Più in generale, non credo che questo mio ragionamento lo abbiano fatto in molti, aldilà dell’indignazione di facciata che spesso nasconde antipatie e simpatie personali verso i personaggi in questione, e che varia a seconda del livello di rivalità calcistica che una persona ha verso le due squadre.

Il giustificazionismo verso Sarri fa ridere (e il suo “ho amici gay” anche di più), perchè potremmo usarlo verso chiunque, da Cassano a Tavecchio a quel minchione della Lega dilettanti (le 4 lesbiche che scioperano). Al tempo stesso, è inutile (anzi, è buttarla in caciara), far partire i #jesuismancini (tipo Tuttosport) e le campagne antiSarri (tipo Crosetti su Repubblica*, che non vedeva l’ora di poter dar addosso a Sarri secondo i dogmi della juventinità)

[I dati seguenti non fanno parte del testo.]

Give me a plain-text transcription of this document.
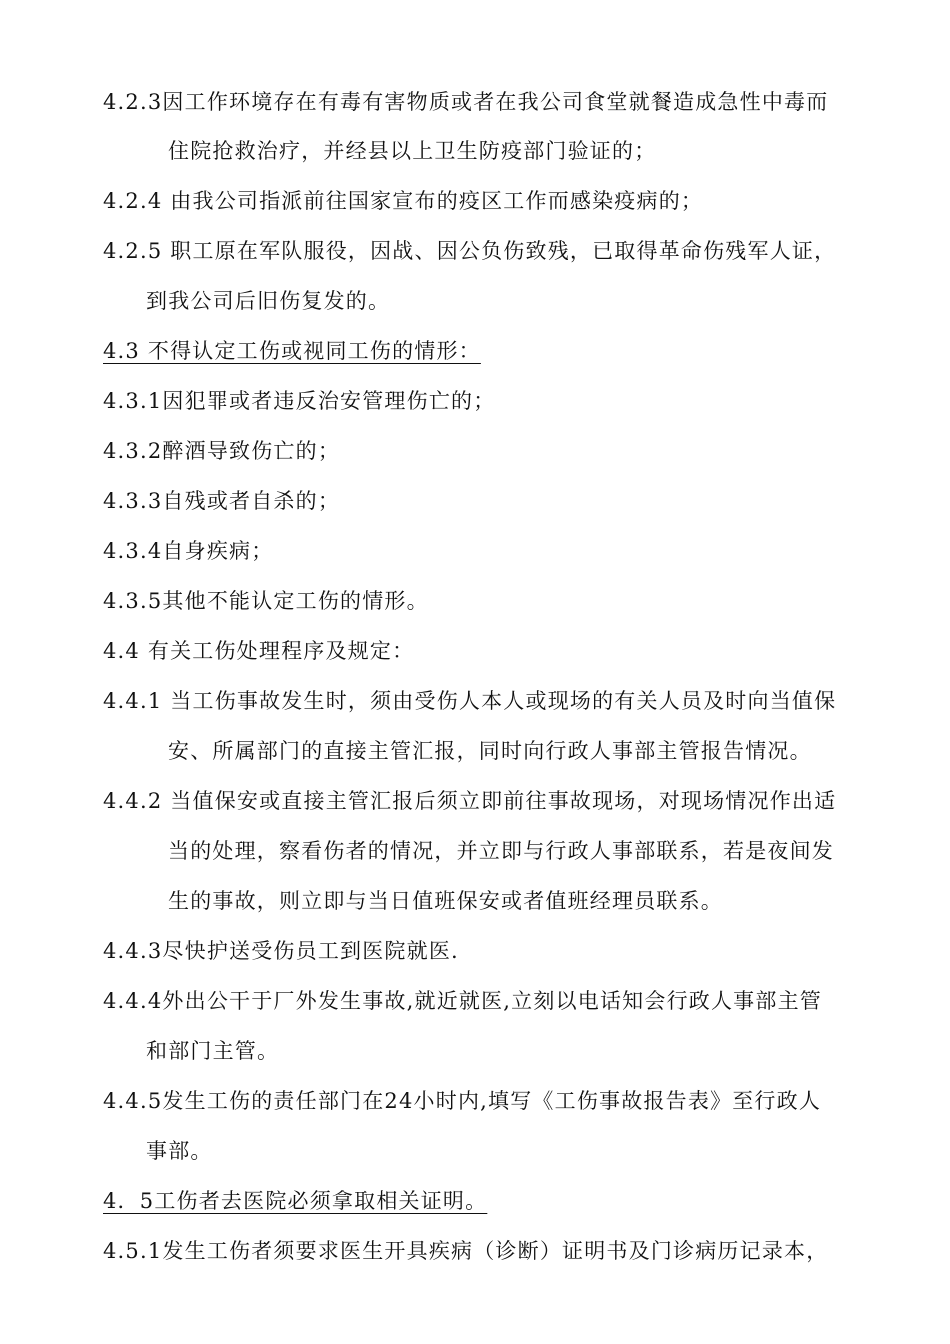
4.2.3因工作环境存在有毒有害物质或者在我公司食堂就餐造成急性中毒而
住院抢救治疗，并经县以上卫生防疫部门验证的；
4.2.4 由我公司指派前往国家宣布的疫区工作而感染疫病的；
4.2.5 职工原在军队服役，因战、因公负伤致残，已取得革命伤残军人证，
到我公司后旧伤复发的。
4.3 不得认定工伤或视同工伤的情形：
4.3.1因犯罪或者违反治安管理伤亡的；
4.3.2醉酒导致伤亡的；
4.3.3自残或者自杀的；
4.3.4自身疾病；
4.3.5其他不能认定工伤的情形。
4.4 有关工伤处理程序及规定：
4.4.1 当工伤事故发生时，须由受伤人本人或现场的有关人员及时向当值保
安、所属部门的直接主管汇报，同时向行政人事部主管报告情况。
4.4.2 当值保安或直接主管汇报后须立即前往事故现场，对现场情况作出适
当的处理，察看伤者的情况，并立即与行政人事部联系，若是夜间发
生的事故，则立即与当日值班保安或者值班经理员联系。
4.4.3尽快护送受伤员工到医院就医.
4.4.4外出公干于厂外发生事故,就近就医,立刻以电话知会行政人事部主管
和部门主管。
4.4.5发生工伤的责任部门在24小时内,填写《工伤事故报告表》至行政人
事部。
4．5工伤者去医院必须拿取相关证明。
4.5.1发生工伤者须要求医生开具疾病（诊断）证明书及门诊病历记录本，
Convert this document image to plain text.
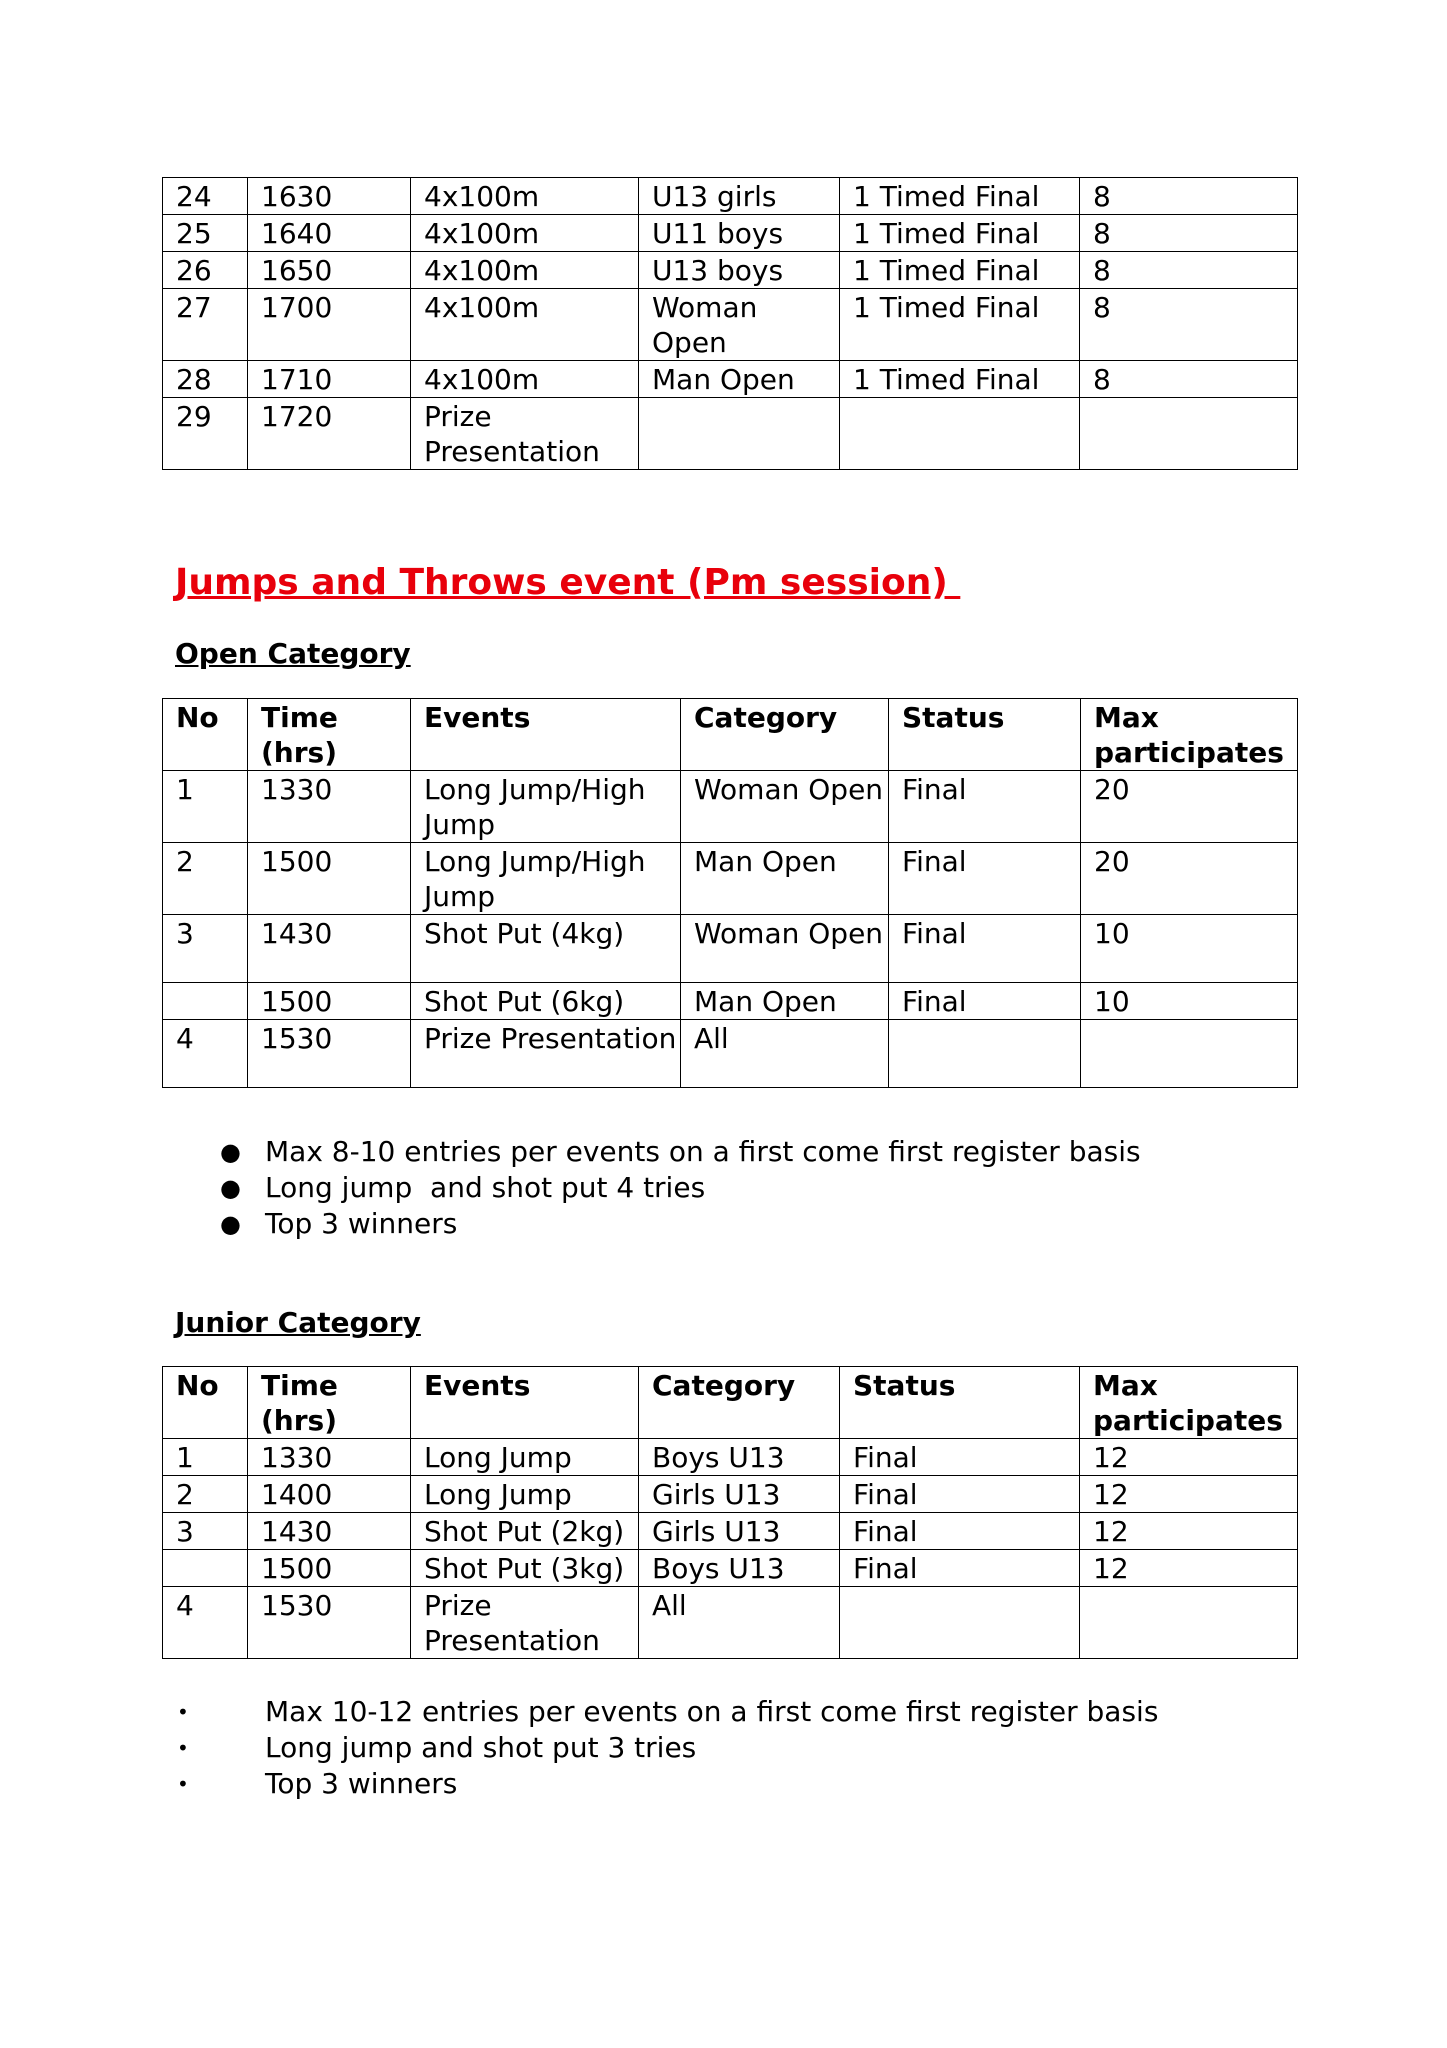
24	1630	4x100m	U13 girls	1 Timed Final	8
25	1640	4x100m	U11 boys	1 Timed Final	8
26	1650	4x100m	U13 boys	1 Timed Final	8
27	1700	4x100m	Woman Open	1 Timed Final	8
28	1710	4x100m	Man Open	1 Timed Final	8
29	1720	Prize Presentation			
Jumps and Throws event (Pm session)
Open Category
No	Time (hrs)	Events	Category	Status	Max participates
1	1330	Long Jump/High Jump	Woman Open	Final	20
2	1500	Long Jump/High Jump	Man Open	Final	20
3	1430	Shot Put (4kg)	Woman Open	Final	10
	1500	Shot Put (6kg)	Man Open	Final	10
4	1530	Prize Presentation	All		
● Max 8-10 entries per events on a first come first register basis
● Long jump  and shot put 4 tries
● Top 3 winners
Junior Category
No	Time (hrs)	Events	Category	Status	Max participates
1	1330	Long Jump	Boys U13	Final	12
2	1400	Long Jump	Girls U13	Final	12
3	1430	Shot Put (2kg)	Girls U13	Final	12
	1500	Shot Put (3kg)	Boys U13	Final	12
4	1530	Prize Presentation	All		
•	Max 10-12 entries per events on a first come first register basis
•	Long jump and shot put 3 tries
•	Top 3 winners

perchè così non si fa altro che metter la questione in secondo piano, farla sfogare nel battibecco, portarla allo sfinimento e alla voglia di chiudere un episodio che rimane un episodio singolo. Così saremmo tutti felici, di froci non si sentirà parlare, Sarri se la caverà con due giornate di squalifica (tanto per alimentare ulteriore indignazione mal indirizzata) e Mancini sarà tranquillo per qualche giornata. Con buona pace di chi, anche all’interno del mondo pallonaro, vive l’omosessualità come questione in sospeso.

RIP Justin, non ci sei bastato.

 


 

*Crosetti che oltrettutto nell’articolo ci dà l’illusione di aver colto il problema, ma con l’inutile divagazione sugli ultras (vedi caso Gasperini) e la lode all’eroismo di Mancini che squarcia un velo, tradisce la voglia di politically correct e di presentabilità, piuttosto che di una vera rottura dell’omofobia del calcio, ambiente tra i più machisti e conservatori della società. L’importante è venir bene in tv.